One of the saddest parts of this tragedy is how this epidemic has been politicized. Grief has been manipulated for partisan purposes. This has caused unnecessary additional suffering. The harsh reality is that the grave has no political preferences. It welcomes all indiscriminately. People of all political persuasions die and grieve.

Let us not use this day to scold those who are not vaccinated nor scorn those who vaccinate. Let us not opine about misinformation or disinformation. Let us not argue over numbers. Today let us simply remember the lives lost. Let us show compassion.

Our nation is in grief. We see symptoms of grief all around us – including denial, anger and depression. Let us use this day to find comfort and to comfort. This is a day to reflect on death. For Christians – and those of other religions – remembering the dead leads naturally to pondering eternal life.

Many people do not believe in eternal life. Skepticism leads them to see afterlife as wishful thinking. I respect that opinion, though I do not share it. For me eternal life is as real as temporal life.  I am as aware of eternity as I am of time. Actually I am more aware of eternity. Time is an illusion in the presence of the Eternal. In the light of eternity I disappear, and only eternity remains. In the Eternal all lives are sacred and none are lost.
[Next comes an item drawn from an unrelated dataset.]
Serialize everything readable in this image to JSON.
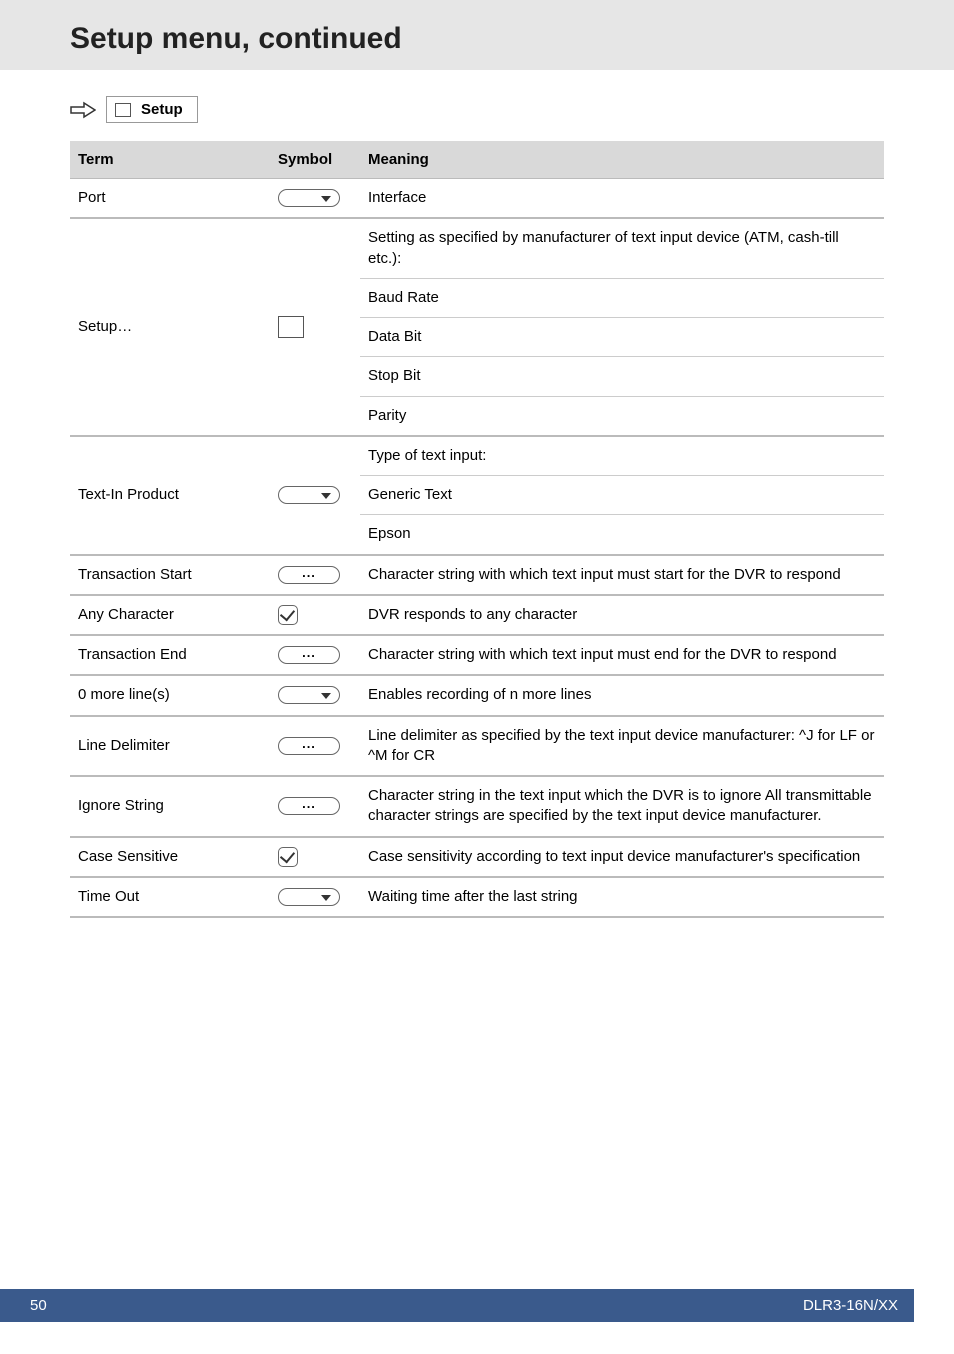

Life and death are passing phases. They cannot touch what we truly are. Our true nature is neither born nor dies. As I ponder the five million who have died of COVID, I do not see statistics or strangers. I see family. I see myself. They are me. I am them. We are one. We are united in the One I call God. That is what we Christians call the Communion of the Saints. This is what I remember on this holiday of All Saints Day.